Commentaire • 0
Sur la décision
| Référence : | TJ Nîmes, ctx protection soc., 4 déc. 2025, n° 23/00941 |
|---|---|
| Numéro(s) : | 23/00941 |
| Importance : | Inédit |
| Dispositif : | Expertise |
| Date de dernière mise à jour : | 3 janvier 2026 |
| Lire la décision sur le site de la juridiction |
Texte intégral
TRIBUNAL JUDICIAIRE DE NIMES
CONTENTIEUX DE LA PROTECTION SOCIALE
Dossier N° : N° RG 23/00941 – N° Portalis DBX2-W-B7H-KHSC
N° Minute :
AFFAIRE :
[X] [G]
C/
S.A.S. [Adresse 16], [11]
Notification le :
Copie exécutoire délivrée à
[X] [G]
et à
S.A.S. [Adresse 16],
[11]
Le
Copie certifiée conforme délivrée à :
Me Jérôme ARNAL
Le
JUGEMENT RENDU
LE 04 DECEMBRE 2025
RÉPUBLIQUE FRANÇAISE
Au nom du peuple français
DEMANDEUR
Monsieur [X] [G]
demeurant [Adresse 4]
[Localité 6]
représenté par Me Jérôme ARNAL, avocat au barreau de NIMES
DÉFENDERESSES
S.A.S. [Adresse 16]
dont le siège social est sis [Adresse 8]
[Localité 1]
représentée par la SELARL VANHAECHE BENTZ, avocats au barreau de LYON substitué par Me DOSMAS, avocat au barreau de LYON
[11], dont le siège social est sis [Adresse 2]
[Localité 7]
représentée par Madame [W], selon pouvoir du Directeur de la [11], Monsieur [V] [Y] , en date du 25 septembre 2025
Ghislaine LEVEQUE présidente, assistée de Gaëlle HAZARD, assesseur représentant les salariés du Régime Général et de Alain BELMONTE, assesseur représentant les employeurs et travailleurs indépendants du Régime Général, en présence de Sarah ALLALI, greffière, après avoir entendu les parties en leurs conclusions à l’audience du 25 Septembre 2025, a mis l’affaire en délibéré et indiqué que le jugement serait rendu à l’audience du 04 Décembre 2025, date à laquelle Ghislaine LEVEQUE présidente, assistée de Gaëlle HAZARD, assesseur représentant les salariés du Régime Général et de Alain BELMONTE, assesseur représentant les employeurs et travailleurs indépendants du Régime Général, en présence de Sarah ALLALI, greffière, a rendu le jugement dont la teneur suit ;
F A I T S E T P R O C E D U R E
Aux termes d’une requête parvenue au greffe du pôle social du tribunal judiciaire de NIMES le 15 novembre 2023, Monsieur [X] [G] a formé un recours en reconnaissance de la faute inexcusable de son employeur, la société [Adresse 16] , en présence de la [11] (ou la caisse).
Les parties ont été convoquées régulièrement à l’audience du 25 septembre 2025 et à l’issue du dépôt des dossiers, l’affaire a été mise en délibéré au 4 décembre 2025.

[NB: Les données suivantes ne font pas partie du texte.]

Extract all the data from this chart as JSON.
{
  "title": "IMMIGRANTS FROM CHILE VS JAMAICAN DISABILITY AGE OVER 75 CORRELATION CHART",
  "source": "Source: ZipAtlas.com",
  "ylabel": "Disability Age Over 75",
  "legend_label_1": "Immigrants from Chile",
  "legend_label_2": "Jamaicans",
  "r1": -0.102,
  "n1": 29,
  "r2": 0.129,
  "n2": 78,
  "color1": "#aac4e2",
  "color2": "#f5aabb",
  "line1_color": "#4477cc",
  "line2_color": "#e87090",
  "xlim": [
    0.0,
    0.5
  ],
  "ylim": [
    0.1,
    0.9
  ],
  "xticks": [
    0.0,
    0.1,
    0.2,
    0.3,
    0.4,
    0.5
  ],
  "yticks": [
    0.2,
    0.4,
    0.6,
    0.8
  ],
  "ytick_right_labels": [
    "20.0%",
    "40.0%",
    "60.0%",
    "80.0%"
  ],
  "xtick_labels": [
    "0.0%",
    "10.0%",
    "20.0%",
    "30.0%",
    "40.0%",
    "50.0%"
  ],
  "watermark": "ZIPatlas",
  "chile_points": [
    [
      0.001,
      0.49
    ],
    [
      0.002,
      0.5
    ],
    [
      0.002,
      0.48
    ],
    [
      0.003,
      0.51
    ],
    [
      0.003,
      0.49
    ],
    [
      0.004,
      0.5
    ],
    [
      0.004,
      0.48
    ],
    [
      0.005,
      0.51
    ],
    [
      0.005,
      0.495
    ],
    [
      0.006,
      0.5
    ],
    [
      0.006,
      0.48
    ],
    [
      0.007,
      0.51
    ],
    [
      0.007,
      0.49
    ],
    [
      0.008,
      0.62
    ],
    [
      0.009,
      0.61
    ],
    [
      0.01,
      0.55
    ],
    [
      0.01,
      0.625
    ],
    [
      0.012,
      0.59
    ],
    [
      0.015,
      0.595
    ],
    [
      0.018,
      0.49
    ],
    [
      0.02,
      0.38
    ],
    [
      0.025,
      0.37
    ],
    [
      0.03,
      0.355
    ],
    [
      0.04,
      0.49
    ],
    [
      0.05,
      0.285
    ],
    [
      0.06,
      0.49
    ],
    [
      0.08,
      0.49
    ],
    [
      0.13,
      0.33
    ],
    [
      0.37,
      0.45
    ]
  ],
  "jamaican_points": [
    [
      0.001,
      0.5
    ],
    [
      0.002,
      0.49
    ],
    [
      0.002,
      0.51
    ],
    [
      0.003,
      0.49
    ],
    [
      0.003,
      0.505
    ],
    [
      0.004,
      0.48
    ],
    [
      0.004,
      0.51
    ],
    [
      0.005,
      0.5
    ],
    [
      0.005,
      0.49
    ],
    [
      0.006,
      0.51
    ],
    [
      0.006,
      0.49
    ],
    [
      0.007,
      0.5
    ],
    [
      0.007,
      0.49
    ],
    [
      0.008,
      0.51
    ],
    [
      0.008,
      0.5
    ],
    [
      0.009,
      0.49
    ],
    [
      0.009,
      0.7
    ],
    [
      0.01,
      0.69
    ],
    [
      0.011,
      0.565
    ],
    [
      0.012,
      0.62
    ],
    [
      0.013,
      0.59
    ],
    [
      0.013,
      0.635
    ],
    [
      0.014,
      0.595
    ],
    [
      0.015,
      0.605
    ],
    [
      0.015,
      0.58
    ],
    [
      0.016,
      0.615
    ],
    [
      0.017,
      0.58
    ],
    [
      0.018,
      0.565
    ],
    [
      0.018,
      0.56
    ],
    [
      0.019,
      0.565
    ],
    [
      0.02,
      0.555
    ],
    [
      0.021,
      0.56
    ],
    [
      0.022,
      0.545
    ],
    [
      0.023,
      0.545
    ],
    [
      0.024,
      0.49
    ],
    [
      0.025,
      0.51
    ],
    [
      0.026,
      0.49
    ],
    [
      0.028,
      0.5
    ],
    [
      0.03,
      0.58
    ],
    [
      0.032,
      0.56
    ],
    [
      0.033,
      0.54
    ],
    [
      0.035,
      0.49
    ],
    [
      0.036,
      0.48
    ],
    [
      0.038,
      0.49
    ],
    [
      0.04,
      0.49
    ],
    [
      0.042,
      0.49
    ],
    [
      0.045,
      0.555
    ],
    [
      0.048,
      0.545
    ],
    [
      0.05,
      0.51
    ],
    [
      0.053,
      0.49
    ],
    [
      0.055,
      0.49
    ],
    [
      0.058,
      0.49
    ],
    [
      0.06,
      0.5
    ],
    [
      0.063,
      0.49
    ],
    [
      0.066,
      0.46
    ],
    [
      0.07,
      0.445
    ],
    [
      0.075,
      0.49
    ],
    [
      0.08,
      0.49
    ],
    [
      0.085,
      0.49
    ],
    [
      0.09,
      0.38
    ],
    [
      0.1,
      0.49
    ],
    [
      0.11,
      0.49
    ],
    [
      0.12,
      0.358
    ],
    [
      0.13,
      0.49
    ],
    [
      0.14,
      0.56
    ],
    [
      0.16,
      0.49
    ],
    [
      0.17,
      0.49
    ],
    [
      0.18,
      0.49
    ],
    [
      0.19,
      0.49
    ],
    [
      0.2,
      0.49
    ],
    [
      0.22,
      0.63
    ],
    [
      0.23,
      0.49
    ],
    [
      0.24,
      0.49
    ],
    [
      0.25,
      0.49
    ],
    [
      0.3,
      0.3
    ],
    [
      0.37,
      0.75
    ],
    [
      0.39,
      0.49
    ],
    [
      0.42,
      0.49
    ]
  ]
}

Le requérant, représenté par son conseil, expose aux termes de ses écritures soutenues oralement, qu’il a été engagé en qualité d’Aide maçon le 1O septembre 2018 et que le 3 octobre 2019, il a été victime d’un accident du travail sur la commune de [Localité 18],en étant renversé par un rouleau compacteur de goudron à la suite de quoi il a perdu connaissance et a été transporté aux urgences du [12] [Localité 18].
Le 28 octobre 2019 le certificat médical initial a établi les lésions suivantes: « contusion pulmonaire, fracture luxation ouverte des deux chevilles, traumatisme orbitaire et facial, fracture cadre obturateur bilatéral ».
le 12 novembre 2019, la caisse a notifié la prise en charge de l’accident au titre de la législation professionnelle et l’a déclaré consolidé le 11 janvier 2025 en fixant un taux d’incapacité permanente de 35%.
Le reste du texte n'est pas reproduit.